Die Görlitzer Brücken in Treptow-Köpenick stehen vor der Schließung. Das Bezirksamt fordert Lösungen, um wichtige Wege und Erholungsflächen für die Bevölkerung zu erhalten.
Görlitzer Brücken
© Titelbild: Wikimedia Commons, Global Fish, CC BY 4.0
Die geplante Schließung der Görlitzer Brücken in Treptow-Köpenick sorgt für wachsende Unsicherheit. Die ehemaligen Bahnbrücken in Alt-Treptow verbinden den Bezirk mit Friedrichshain-Kreuzberg. Seit Jahrzehnten nutzen Anwohner die Flächen als Fuß- und Radweg sowie zur Erholung. Nun steht diese Verbindung vor dem Aus.
- Lage: Verbindung zwischen Alt-Treptow und Friedrichshain-Kreuzberg
- Eigentümer: Deutsche Bahn
- Nutzung: Fuß- und Radweg
- Kündigung Mietvertrag: zum 30.06.2026
- Geplante Maßnahme: vollständige Schließung
Die Flächen befinden sich im Eigentum der Deutschen Bahn. Nach Angaben des Bezirksamts hat das Unternehmen den bestehenden Mietvertrag zum 30. Juni 2026 gekündigt. Grund dafür ist der schlechte bauliche Zustand sowie wirtschaftliche Erwägungen. Nach Vertragsende plant die Bahn die vollständige Sperrung der Flächen.
Große Bedeutung der Görlitzer Brücken für Treptow-Köpenick
Die Görlitzer Brücken erfüllen eine zentrale Funktion im Alltag vieler Menschen. Sie bieten eine direkte Verbindung zwischen Wohngebieten, Arbeitsorten und Bildungseinrichtungen. Gleichzeitig dienen sie als Grün- und Erholungsraum in einem dicht bebauten Stadtgebiet.
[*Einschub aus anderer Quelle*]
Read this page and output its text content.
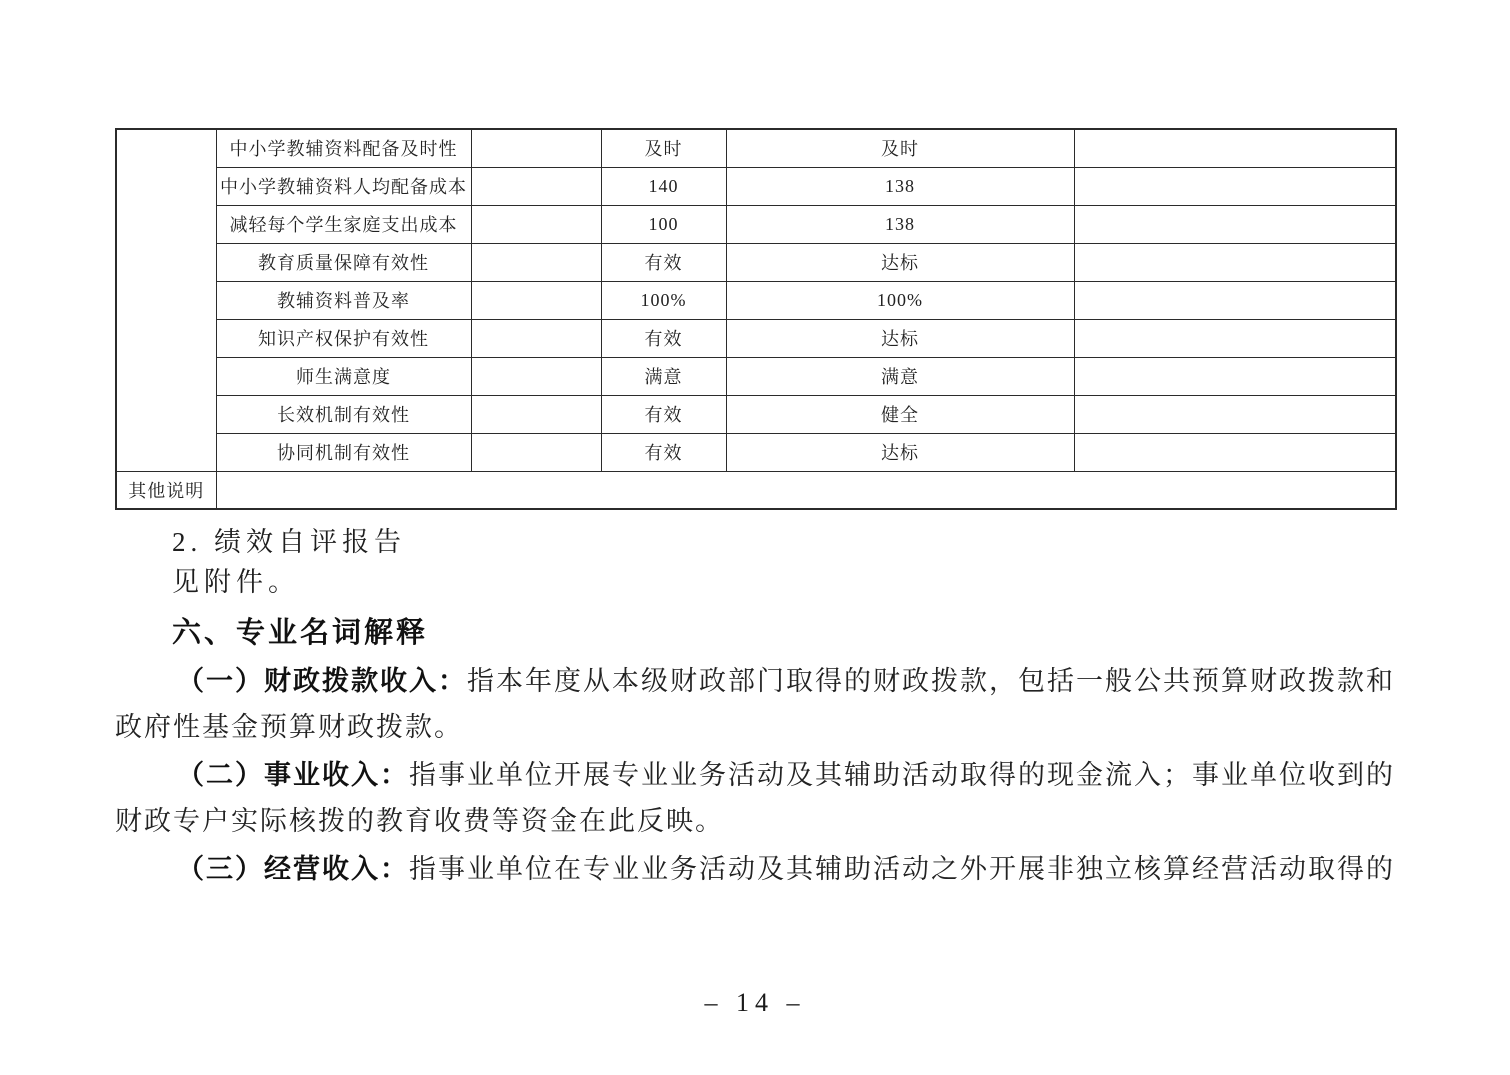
	中小学教辅资料配备及时性		及时	及时	
	中小学教辅资料人均配备成本		140	138	
	减轻每个学生家庭支出成本		100	138	
	教育质量保障有效性		有效	达标	
	教辅资料普及率		100%	100%	
	知识产权保护有效性		有效	达标	
	师生满意度		满意	满意	
	长效机制有效性		有效	健全	
	协同机制有效性		有效	达标	
其他说明					

2. 绩效自评报告

见附件。

六、专业名词解释

（一）财政拨款收入：指本年度从本级财政部门取得的财政拨款，包括一般公共预算财政拨款和政府性基金预算财政拨款。

（二）事业收入：指事业单位开展专业业务活动及其辅助活动取得的现金流入；事业单位收到的财政专户实际核拨的教育收费等资金在此反映。

（三）经营收入：指事业单位在专业业务活动及其辅助活动之外开展非独立核算经营活动取得的

– 14 –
Das Bezirksamt sieht die drohende Schließung deshalb auch kritisch. Bezirksbürgermeister Oliver Igel weist darauf hin, dass der Wegfall der Flächen die Lebensqualität erheblich beeinträchtigen könnte. Ohne alternative Lösungen drohe der Verlust eines wichtigen Freiraums. Auch die tägliche Mobilität vieler Bürger wäre betroffen.
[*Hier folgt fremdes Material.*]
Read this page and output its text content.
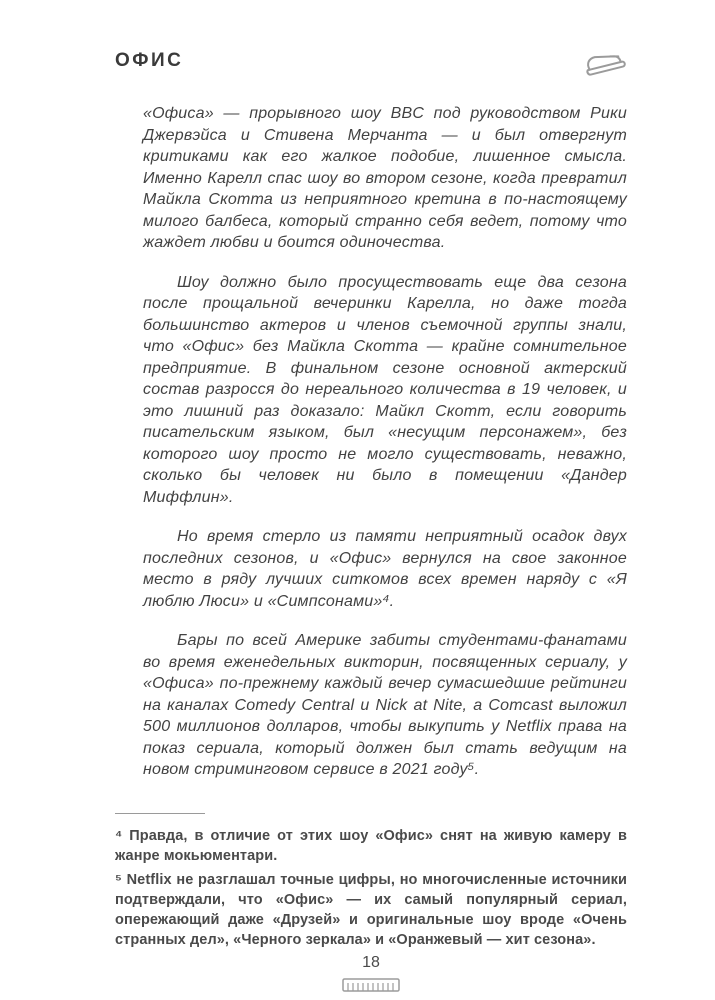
ОФИС

«Офиса» — прорывного шоу BBC под руководством Рики Джервэйса и Стивена Мерчанта — и был отвергнут критиками как его жалкое подобие, лишенное смысла. Именно Карелл спас шоу во втором сезоне, когда превратил Майкла Скотта из неприятного кретина в по-настоящему милого балбеса, который странно себя ведет, потому что жаждет любви и боится одиночества.

Шоу должно было просуществовать еще два сезона после прощальной вечеринки Карелла, но даже тогда большинство актеров и членов съемочной группы знали, что «Офис» без Майкла Скотта — крайне сомнительное предприятие. В финальном сезоне основной актерский состав разросся до нереального количества в 19 человек, и это лишний раз доказало: Майкл Скотт, если говорить писательским языком, был «несущим персонажем», без которого шоу просто не могло существовать, неважно, сколько бы человек ни было в помещении «Дандер Миффлин».

Но время стерло из памяти неприятный осадок двух последних сезонов, и «Офис» вернулся на свое законное место в ряду лучших ситкомов всех времен наряду с «Я люблю Люси» и «Симпсонами»⁴.

Бары по всей Америке забиты студентами-фанатами во время еженедельных викторин, посвященных сериалу, у «Офиса» по-прежнему каждый вечер сумасшедшие рейтинги на каналах Comedy Central и Nick at Nite, а Comcast выложил 500 миллионов долларов, чтобы выкупить у Netflix права на показ сериала, который должен был стать ведущим на новом стриминговом сервисе в 2021 году⁵.

⁴ Правда, в отличие от этих шоу «Офис» снят на живую камеру в жанре мокьюментари.

⁵ Netflix не разглашал точные цифры, но многочисленные источники подтверждали, что «Офис» — их самый популярный сериал, опережающий даже «Друзей» и оригинальные шоу вроде «Очень странных дел», «Черного зеркала» и «Оранжевый — хит сезона».

18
Görlitzer Brücken: Forderungen an den Berliner Senat wegen Schließung
Auch die zuständige Stadträtin Claudia Leistner betont die Bedeutung der Wege für den Fuß- und Radverkehr. In einer dicht besiedelten Innenstadt seien sichere und direkte Verbindungen unverzichtbar. Sie macht deutlich, dass eine vollständige Sperrung aus Sicht des Bezirks nicht akzeptabel sei.
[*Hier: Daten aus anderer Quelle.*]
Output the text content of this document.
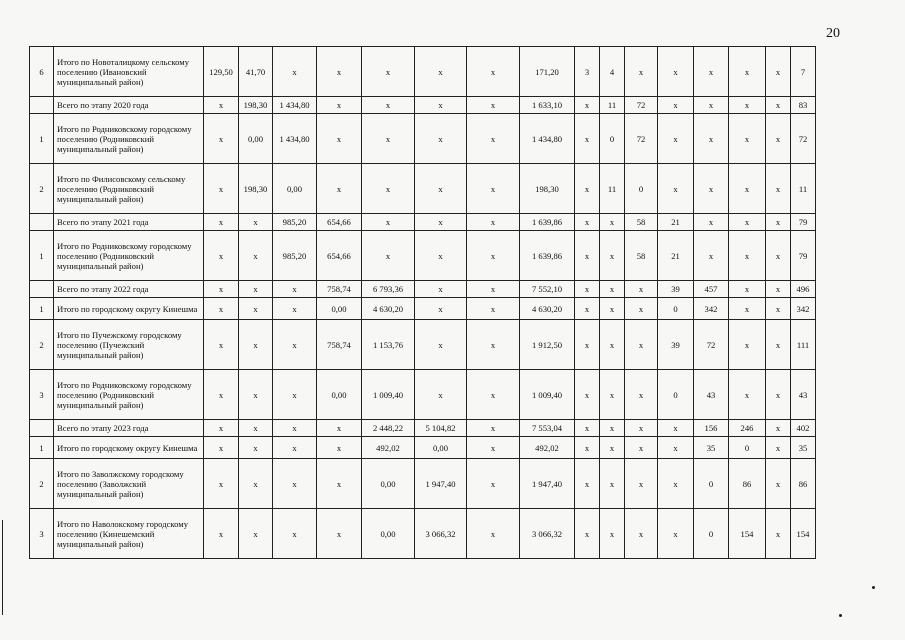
20
6	Итого по Новоталицкому сельскому поселению (Ивановский муниципальный район)	129,50	41,70	x	x	x	x	x	171,20	3	4	x	x	x	x	x	7
	Всего по этапу 2020 года	x	198,30	1 434,80	x	x	x	x	1 633,10	x	11	72	x	x	x	x	83
1	Итого по Родниковскому городскому поселению (Родниковский муниципальный район)	x	0,00	1 434,80	x	x	x	x	1 434,80	x	0	72	x	x	x	x	72
2	Итого по Филисовскому сельскому поселению (Родниковский муниципальный район)	x	198,30	0,00	x	x	x	x	198,30	x	11	0	x	x	x	x	11
	Всего по этапу 2021 года	x	x	985,20	654,66	x	x	x	1 639,86	x	x	58	21	x	x	x	79
1	Итого по Родниковскому городскому поселению (Родниковский муниципальный район)	x	x	985,20	654,66	x	x	x	1 639,86	x	x	58	21	x	x	x	79
	Всего по этапу 2022 года	x	x	x	758,74	6 793,36	x	x	7 552,10	x	x	x	39	457	x	x	496
1	Итого по городскому округу Кинешма	x	x	x	0,00	4 630,20	x	x	4 630,20	x	x	x	0	342	x	x	342
2	Итого по Пучежскому городскому поселению (Пучежский муниципальный район)	x	x	x	758,74	1 153,76	x	x	1 912,50	x	x	x	39	72	x	x	111
3	Итого по Родниковскому городскому поселению (Родниковский муниципальный район)	x	x	x	0,00	1 009,40	x	x	1 009,40	x	x	x	0	43	x	x	43
	Всего по этапу 2023 года	x	x	x	x	2 448,22	5 104,82	x	7 553,04	x	x	x	x	156	246	x	402
1	Итого по городскому округу Кинешма	x	x	x	x	492,02	0,00	x	492,02	x	x	x	x	35	0	x	35
2	Итого по Заволжскому городскому поселению (Заволжский муниципальный район)	x	x	x	x	0,00	1 947,40	x	1 947,40	x	x	x	x	0	86	x	86
3	Итого по Наволокскому городскому поселению (Кинешемский муниципальный район)	x	x	x	x	0,00	3 066,32	x	3 066,32	x	x	x	x	0	154	x	154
Das Bezirksamt fordert deshalb kurzfristige Gespräche auf Senatsebene. Ziel ist eine Übergangslösung mit der Deutschen Bahn. Parallel soll geprüft werden, ob das Land Berlin die Flächen übernehmen kann. Ein entsprechendes Schreiben ging bereits an die zuständigen Senatsverwaltungen.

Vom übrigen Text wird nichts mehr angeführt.